Retrocedió hacia unos arbustos y esperó, apostado como un ladrón. Se miró a sí mismo. Y se preguntó si seguía siendo el David desocupado que burlaba la vigilancia del maestro para perderse con su hija, por picos y prados. O era un hombre con todas las de la ley, una situación económica estable, una personalidad definida, o un pobre ente jugando a jovenzuelo.
Sintió rabia de no ser nada de aquello. De ser un hombre y comportarse como un niño. Y se preguntó si Marta podía significar tanto en su vida como para inquietarlo así. Y se preguntó también, por qué no regresaba a Madrid y se casaba, de una maldita vez, con cualquiera de las amigas de su hermana.
Pero seguía allí.
Desde allí vio salir a Marta y reunirse con el macaco del hijo del boticario, el cual, al asomar Marta, se puso en pie, recogió con sus manos la cartera de piel que ella portaba y los dos tranquila y sencillamente, después de cerrar Marta la puerta de la escuela, se fueron camino del pueblo.

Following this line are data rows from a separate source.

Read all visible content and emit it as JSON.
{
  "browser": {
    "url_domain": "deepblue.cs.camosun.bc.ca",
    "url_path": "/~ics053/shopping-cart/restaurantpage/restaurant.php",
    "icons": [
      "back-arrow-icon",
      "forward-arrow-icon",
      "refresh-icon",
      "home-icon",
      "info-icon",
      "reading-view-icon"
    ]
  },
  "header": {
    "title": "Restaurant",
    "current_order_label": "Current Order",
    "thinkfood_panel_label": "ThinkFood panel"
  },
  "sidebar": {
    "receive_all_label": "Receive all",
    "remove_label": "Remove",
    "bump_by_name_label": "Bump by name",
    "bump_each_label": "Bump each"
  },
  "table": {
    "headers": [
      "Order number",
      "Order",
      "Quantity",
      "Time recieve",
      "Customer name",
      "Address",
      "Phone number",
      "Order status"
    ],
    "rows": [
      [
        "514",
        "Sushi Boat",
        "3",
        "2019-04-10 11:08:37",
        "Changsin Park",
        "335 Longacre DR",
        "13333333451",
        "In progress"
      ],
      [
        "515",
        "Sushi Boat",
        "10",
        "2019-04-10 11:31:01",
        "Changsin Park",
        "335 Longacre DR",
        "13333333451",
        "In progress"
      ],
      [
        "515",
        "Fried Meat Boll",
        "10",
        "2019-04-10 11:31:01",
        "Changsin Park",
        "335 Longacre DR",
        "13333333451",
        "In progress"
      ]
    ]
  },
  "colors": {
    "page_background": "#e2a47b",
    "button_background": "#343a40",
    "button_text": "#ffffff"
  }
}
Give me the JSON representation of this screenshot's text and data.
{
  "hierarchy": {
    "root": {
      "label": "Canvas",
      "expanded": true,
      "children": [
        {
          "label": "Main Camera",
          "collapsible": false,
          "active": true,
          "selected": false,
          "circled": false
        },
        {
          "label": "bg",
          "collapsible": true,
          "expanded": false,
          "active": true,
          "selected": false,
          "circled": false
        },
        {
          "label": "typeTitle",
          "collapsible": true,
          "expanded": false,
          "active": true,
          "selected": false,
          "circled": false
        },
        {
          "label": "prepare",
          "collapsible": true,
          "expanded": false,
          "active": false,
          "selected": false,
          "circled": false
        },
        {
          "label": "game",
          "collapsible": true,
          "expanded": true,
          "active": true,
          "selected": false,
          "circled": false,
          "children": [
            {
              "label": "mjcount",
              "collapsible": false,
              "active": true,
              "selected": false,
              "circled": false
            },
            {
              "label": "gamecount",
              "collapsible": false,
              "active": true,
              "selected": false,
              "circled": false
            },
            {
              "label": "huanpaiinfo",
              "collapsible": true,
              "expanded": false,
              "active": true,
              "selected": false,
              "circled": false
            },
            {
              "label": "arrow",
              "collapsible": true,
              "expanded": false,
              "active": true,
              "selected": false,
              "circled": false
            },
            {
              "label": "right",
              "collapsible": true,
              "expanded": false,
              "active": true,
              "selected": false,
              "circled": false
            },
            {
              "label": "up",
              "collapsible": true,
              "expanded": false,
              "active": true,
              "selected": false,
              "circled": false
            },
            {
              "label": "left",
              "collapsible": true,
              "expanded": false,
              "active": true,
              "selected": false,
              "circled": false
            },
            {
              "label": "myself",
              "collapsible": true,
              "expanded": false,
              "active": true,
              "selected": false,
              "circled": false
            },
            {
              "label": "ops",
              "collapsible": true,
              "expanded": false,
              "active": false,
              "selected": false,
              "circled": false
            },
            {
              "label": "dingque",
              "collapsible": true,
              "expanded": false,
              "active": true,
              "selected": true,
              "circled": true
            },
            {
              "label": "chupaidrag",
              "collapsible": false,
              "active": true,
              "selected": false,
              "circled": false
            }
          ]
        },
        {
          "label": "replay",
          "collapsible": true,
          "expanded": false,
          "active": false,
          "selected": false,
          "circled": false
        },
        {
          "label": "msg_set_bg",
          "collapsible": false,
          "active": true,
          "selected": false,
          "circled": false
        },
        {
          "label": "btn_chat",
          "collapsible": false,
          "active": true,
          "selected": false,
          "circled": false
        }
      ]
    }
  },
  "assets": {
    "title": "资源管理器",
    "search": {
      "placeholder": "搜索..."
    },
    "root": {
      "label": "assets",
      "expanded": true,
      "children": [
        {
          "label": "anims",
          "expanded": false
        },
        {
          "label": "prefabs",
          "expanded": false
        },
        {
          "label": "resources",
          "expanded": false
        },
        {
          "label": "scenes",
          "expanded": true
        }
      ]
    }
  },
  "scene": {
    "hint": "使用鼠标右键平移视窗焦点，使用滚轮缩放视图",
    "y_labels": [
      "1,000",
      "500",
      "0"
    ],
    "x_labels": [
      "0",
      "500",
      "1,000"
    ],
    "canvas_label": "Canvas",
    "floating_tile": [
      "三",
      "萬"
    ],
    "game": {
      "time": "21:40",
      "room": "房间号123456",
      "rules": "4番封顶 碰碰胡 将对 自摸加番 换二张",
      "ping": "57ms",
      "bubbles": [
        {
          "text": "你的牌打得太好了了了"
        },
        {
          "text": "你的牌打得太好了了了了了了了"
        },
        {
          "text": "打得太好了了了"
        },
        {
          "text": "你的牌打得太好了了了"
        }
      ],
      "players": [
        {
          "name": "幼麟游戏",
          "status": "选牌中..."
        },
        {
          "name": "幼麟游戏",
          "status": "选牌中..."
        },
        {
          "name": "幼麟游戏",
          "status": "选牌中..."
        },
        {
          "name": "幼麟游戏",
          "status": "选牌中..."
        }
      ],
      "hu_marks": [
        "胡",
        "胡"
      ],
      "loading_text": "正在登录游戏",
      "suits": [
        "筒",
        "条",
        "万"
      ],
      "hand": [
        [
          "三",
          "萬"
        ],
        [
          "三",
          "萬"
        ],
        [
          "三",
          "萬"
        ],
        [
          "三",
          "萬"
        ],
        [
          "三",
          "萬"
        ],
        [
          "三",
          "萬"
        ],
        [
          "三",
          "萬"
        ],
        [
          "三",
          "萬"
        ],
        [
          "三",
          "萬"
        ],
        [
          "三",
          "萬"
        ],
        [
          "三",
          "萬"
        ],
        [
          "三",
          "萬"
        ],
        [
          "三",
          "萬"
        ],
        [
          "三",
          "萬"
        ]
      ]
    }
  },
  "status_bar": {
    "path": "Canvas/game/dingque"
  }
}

Para él aquella visión le produjo como una mordedura en las entrañas.
¿Qué relación tenía aquel hombre con la vida intima de Marta?
¿Alguna? ¿Ninguna?
Imaginó a Marta en los brazos de Germán. Un Germán con mil caras diferentes, y le produjo tal trauma que hubo de asirse a los arbustos.
Cuando se dio cuenta, caminaba por el sendero que conducta al pueblo con el puñado de hierbas de espinos entre los dedos.
¿Qué le pasaba a él?
¿Cómo podía ser él tan débil que estaba de nuevo allí?
¿Qué buscaba? ¿Acaso la redención de sus muchos pecados o una pureza que ya no iba a existir, ni en él, ni en Marta?
Cuando quiso darse cuenta, se hallaba ante el chalecito de la maestra y no dudó en empujar la verja y deslizarse por el pequeño jardín.
Iba a pulsar el timbre, cuando apareció Martina ante la puerta.
—Te vi llegar —dijo—. Pasa, pasa. Pensé que te habías ido. Le pregunté a Marta por ti esta mañana y me dijo que ni te había visto a ti, ni a tu auto, ante la fonda.
—Es que fui a Madrid.
—¿Y ya estás de vuelta? Pasa, no te quedes ahí parado.
Cruzó el umbral y maquinalmente se quitó el loden verde. Él mismo lo colgó en el perchero. Quedó enfundado en el clásico traje gris y la camisa blanca con corbata. In mente se comparó a Germán y se pareció un hombre pasado de moda.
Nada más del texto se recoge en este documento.